German frigate joins EU's troubled Operation Irini

Mission aims to prevent illegal weapons from entering Libya

A German navy frigate and 250 sailors have left port to join the EU mission enforcing the long-flouted weapons embargo on Libya.

The Hamburg  left Wilhelmshaven on the North Sea on Tuesday morning and is due to arrive in the Mediterranean by the middle of the month.

It is set to join the operation for five months and take a leading role in steering the EU mission.

In that time, the ship is expected to remain almost entirely at sea so its personnel are not exposed to the coronavirus.

The 143-metre vessel is the German navy's first contribution to Operation Irini, which began in early May.

The mission, one of the main parts of Brussels' plan to decrease growing violence on the EU's doorstep in Libya, has been plagued by infighting and a lack of resources.

Before the Hamburg  arrives, the mission's only listed operational assets have been the Greek frigate Spetsai, a German P-3C Orion maritime-patrol aircraft and one small reconnaissance aircraft, provided by Luxembourg and Poland.

Irini has rarely had more than one vessel operating at any time, with the French destroyer Jean Bart  and the Greek frigate Hydra  being sent together for two weeks from mid-May.

Before joining the operation, the German navy highlighted the politically sensitive nature of the mission.

Commandant Jan Fitschen said the Hamburg  would be operating in "difficult political and operational terrain".

"We are facing an operation that will pose unknown challenges to the ship and crew in several ways," he told the German press agency DPA.

The Government of National Accord in Tripoli and its Turkish backers have regularly railed against Irini, saying the EU mission favoured the rival Libyan National Army led by Field Marshal Khalifa Haftar, blocking the flow of weapons to the country.

The Hamburg,  an F124-class frigate, is a multipurpose vessel with an emphasis on air defence.
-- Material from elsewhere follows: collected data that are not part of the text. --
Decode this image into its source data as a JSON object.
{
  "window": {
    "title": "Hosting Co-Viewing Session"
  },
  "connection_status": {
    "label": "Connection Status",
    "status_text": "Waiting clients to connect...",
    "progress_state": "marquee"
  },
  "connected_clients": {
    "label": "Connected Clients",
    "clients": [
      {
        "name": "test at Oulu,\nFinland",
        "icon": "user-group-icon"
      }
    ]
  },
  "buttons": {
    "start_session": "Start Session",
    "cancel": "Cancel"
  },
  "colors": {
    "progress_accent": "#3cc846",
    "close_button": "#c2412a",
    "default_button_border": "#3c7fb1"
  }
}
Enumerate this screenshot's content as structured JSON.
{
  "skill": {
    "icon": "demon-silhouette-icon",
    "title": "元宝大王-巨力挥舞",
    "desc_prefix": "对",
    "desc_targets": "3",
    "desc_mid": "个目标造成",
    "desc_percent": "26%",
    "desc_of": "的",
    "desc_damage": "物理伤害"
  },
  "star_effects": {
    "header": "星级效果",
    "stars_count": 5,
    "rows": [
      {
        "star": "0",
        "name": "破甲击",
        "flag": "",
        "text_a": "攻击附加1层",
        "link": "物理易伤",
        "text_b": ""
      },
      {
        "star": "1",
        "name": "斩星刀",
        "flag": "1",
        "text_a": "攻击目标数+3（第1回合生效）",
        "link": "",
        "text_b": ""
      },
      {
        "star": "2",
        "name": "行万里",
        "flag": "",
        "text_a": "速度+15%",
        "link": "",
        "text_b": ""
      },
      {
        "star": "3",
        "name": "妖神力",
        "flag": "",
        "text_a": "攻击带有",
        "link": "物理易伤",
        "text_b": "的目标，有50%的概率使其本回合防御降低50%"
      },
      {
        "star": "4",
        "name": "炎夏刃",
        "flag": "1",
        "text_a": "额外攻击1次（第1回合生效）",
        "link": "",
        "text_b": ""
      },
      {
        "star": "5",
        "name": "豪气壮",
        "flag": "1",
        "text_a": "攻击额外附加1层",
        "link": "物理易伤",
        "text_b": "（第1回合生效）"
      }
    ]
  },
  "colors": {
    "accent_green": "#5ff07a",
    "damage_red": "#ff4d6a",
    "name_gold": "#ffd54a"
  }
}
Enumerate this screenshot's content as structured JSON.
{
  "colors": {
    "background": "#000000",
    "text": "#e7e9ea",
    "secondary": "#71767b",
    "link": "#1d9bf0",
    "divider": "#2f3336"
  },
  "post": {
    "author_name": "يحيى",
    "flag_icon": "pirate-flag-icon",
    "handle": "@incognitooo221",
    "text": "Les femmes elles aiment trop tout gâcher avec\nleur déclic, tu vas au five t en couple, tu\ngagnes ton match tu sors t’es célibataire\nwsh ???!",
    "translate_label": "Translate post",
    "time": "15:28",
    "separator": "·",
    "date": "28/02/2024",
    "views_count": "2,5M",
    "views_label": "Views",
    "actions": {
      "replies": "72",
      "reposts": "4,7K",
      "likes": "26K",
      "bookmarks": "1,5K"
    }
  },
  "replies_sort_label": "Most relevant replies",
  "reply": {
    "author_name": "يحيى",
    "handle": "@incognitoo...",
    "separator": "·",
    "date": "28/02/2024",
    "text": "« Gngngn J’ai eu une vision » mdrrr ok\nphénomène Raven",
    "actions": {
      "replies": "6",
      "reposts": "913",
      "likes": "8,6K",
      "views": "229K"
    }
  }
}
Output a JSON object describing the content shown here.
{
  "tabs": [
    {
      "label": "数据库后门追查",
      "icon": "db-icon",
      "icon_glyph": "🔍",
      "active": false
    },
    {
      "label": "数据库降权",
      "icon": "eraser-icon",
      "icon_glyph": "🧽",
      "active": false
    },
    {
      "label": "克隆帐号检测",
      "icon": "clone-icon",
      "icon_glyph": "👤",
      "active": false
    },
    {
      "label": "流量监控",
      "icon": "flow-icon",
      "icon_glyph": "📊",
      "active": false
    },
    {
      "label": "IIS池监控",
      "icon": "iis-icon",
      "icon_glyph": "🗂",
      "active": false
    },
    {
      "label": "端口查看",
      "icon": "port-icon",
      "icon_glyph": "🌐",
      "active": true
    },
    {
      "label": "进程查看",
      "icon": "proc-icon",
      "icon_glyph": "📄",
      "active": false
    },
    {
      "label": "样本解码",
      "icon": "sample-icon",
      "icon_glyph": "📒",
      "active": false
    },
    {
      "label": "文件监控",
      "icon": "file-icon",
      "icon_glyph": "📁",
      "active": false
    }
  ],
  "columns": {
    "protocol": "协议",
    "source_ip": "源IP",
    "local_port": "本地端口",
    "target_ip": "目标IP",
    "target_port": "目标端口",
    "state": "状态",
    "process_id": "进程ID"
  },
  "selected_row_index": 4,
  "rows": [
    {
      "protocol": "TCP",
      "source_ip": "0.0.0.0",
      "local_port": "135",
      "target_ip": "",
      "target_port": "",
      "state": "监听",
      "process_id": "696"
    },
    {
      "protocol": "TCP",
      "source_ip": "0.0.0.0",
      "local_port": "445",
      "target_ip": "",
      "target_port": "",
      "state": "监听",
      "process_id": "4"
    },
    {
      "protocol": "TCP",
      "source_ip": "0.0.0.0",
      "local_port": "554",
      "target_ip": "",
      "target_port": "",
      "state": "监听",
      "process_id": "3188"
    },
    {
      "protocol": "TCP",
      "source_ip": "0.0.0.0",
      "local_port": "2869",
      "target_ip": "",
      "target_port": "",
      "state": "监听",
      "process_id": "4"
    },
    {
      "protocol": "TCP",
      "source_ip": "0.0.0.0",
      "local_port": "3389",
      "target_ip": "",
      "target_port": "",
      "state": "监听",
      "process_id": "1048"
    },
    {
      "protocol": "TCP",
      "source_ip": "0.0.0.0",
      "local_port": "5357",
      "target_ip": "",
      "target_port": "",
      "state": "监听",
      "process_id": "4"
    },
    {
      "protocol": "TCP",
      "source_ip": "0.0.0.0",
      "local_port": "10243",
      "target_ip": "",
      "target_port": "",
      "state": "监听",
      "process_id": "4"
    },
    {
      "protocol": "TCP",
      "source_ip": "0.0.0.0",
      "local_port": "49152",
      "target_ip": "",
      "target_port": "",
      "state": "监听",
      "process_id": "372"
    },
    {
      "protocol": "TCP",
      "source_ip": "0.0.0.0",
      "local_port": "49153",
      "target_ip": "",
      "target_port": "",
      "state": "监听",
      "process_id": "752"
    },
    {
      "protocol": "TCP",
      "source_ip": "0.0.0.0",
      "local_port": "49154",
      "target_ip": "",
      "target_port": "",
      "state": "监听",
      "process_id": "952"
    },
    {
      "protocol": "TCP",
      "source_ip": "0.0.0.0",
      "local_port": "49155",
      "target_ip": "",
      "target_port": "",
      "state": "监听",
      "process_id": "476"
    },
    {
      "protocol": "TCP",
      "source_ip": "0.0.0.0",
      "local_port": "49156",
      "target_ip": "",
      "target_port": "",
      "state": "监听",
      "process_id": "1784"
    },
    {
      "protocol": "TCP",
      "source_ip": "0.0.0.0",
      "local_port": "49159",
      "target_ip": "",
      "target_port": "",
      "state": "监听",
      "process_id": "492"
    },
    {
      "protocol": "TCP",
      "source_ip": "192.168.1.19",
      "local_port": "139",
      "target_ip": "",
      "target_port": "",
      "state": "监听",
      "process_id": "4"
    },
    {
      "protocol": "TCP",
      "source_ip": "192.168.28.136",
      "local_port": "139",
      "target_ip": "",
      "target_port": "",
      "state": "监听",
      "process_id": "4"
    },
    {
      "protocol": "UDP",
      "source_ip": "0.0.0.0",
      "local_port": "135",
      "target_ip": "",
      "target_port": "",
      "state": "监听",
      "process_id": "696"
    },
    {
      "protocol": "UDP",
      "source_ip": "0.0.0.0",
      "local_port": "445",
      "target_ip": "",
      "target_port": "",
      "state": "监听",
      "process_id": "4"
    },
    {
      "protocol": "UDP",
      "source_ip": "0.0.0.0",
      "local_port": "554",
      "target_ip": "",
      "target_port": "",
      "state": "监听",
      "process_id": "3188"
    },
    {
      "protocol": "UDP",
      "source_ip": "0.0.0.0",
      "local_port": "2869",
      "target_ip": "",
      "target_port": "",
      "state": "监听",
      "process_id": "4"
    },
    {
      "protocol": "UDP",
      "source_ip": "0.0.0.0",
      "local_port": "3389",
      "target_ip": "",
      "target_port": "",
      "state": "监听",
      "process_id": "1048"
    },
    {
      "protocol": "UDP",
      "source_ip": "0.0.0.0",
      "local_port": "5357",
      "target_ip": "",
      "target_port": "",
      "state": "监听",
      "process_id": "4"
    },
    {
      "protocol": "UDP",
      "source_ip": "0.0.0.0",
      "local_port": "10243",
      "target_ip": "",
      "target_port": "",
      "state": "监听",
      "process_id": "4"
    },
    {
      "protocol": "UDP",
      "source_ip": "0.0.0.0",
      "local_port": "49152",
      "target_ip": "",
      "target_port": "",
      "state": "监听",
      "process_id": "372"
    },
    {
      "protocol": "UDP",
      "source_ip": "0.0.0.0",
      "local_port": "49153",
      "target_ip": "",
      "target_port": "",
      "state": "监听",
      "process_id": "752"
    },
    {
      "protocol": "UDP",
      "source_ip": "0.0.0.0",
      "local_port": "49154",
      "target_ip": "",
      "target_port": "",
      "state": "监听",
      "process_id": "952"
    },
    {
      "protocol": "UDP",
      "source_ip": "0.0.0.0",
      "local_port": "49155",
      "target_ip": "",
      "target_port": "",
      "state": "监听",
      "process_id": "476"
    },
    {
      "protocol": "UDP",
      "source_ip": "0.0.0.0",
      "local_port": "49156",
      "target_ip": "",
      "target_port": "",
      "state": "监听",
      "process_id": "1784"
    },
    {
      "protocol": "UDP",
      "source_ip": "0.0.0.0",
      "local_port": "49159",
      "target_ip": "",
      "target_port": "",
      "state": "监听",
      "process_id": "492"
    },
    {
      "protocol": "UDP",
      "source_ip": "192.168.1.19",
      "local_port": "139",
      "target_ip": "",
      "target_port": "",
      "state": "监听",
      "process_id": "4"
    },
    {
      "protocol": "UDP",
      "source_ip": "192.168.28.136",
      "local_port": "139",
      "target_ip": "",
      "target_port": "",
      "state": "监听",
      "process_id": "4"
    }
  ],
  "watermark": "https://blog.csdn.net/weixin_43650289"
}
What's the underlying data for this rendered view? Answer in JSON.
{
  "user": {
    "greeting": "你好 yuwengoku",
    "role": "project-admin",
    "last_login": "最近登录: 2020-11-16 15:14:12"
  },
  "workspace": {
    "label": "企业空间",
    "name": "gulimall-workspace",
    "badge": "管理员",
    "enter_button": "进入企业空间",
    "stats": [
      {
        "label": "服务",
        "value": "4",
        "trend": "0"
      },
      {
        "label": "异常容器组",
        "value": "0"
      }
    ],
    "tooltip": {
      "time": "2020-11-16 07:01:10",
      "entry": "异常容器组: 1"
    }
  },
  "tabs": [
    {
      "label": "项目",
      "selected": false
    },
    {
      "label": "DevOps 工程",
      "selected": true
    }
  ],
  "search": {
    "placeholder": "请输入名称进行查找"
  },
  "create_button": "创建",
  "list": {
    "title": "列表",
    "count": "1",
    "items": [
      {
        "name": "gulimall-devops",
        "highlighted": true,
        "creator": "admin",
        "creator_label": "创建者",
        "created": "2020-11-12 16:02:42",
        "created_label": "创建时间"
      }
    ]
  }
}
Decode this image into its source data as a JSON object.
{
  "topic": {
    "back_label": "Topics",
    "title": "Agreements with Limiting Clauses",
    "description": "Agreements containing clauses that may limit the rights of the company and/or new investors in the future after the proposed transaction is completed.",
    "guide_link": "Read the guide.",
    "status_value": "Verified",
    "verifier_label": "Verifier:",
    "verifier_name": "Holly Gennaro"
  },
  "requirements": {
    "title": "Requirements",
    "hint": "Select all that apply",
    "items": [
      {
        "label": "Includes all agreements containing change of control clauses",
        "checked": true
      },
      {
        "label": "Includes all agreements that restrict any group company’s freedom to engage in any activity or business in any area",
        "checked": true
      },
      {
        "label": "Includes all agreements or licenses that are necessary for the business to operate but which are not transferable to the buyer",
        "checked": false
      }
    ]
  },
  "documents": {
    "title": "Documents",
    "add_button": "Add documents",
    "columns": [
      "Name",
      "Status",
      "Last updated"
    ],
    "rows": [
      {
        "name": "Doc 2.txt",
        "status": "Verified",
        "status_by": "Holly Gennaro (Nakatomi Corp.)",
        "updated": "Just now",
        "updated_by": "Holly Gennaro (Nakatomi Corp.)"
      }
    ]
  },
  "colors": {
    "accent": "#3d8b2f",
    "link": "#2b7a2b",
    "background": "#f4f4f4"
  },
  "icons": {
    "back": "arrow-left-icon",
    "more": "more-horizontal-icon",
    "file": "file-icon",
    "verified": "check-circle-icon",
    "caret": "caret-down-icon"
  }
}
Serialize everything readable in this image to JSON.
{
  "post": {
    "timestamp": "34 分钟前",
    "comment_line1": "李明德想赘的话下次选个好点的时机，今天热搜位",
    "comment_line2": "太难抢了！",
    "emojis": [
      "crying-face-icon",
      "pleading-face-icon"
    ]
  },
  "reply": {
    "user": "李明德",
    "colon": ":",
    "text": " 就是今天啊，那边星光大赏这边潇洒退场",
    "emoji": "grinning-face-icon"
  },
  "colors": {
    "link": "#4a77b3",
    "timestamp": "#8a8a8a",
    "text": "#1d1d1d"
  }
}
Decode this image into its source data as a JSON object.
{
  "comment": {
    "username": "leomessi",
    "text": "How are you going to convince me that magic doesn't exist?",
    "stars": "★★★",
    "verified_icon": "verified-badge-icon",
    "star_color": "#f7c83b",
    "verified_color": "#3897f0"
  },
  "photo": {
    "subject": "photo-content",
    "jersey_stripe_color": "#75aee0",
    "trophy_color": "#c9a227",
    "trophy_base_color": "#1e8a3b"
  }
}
Its radar can monitor air space to a range of 400 kilometres, Greek press reported.

Ankara in the ascendancy

Ankara has turned the tide of Libya’s civil war in recent months, delivering air support and thousands of Syrian mercenaries to the GNA to end a year-long offensive against the LNA.

After victories in western Libya, the country’s eastern LNA and western GNA are facing off around the city of Sirte, near Libya’s central coast.

Ankara’s backing of the GNA has put it on a collision course with France, a central Nato and EU member.

Turkey has regularly accused Paris of backing Field Marshal Haftar, though French officials have denied this.

Relations between the two Nato allies reached a new low point after a naval incident in June in the eastern Mediterranean.

Paris said its frigate, the Courbet,  part of a Nato mission there, was harassed by Turkish vessels as it tried to inspect a Tanzanian-flagged cargo ship suspected of being used by Turkey to flout Libya's arms embargo.

Ankara has denied that the Cirkin  was supplying weapons to the GNA, claiming the vessel was carrying medical supplies.

Germany has increasingly found itself drawn in as a referee in the region, where nine years of instability in Libya have mixed with decades-old disputes over maritime boundaries and access to water rich in natural gas deposits.

At the end of July, German Chancellor Angela Merkel made an 11th-hour diplomatic intervention to stop a confrontation between Greece and Turkey.

Athens placed its military in the Mediterranean on high alert after Turkey announced its research ship, the Oruc Reis,  would conduct gas exploration near the Greek island of Kastellorizo.

Last December the GNA in Libya confirmed a new maritime border deal with Ankara in the Mediterranean in exchange for military co-operation.

The UAE, Egypt, France, Cyprus and Greece condemned the agreements, which would give Turkey access to potentially lucrative natural gas reserves in the area.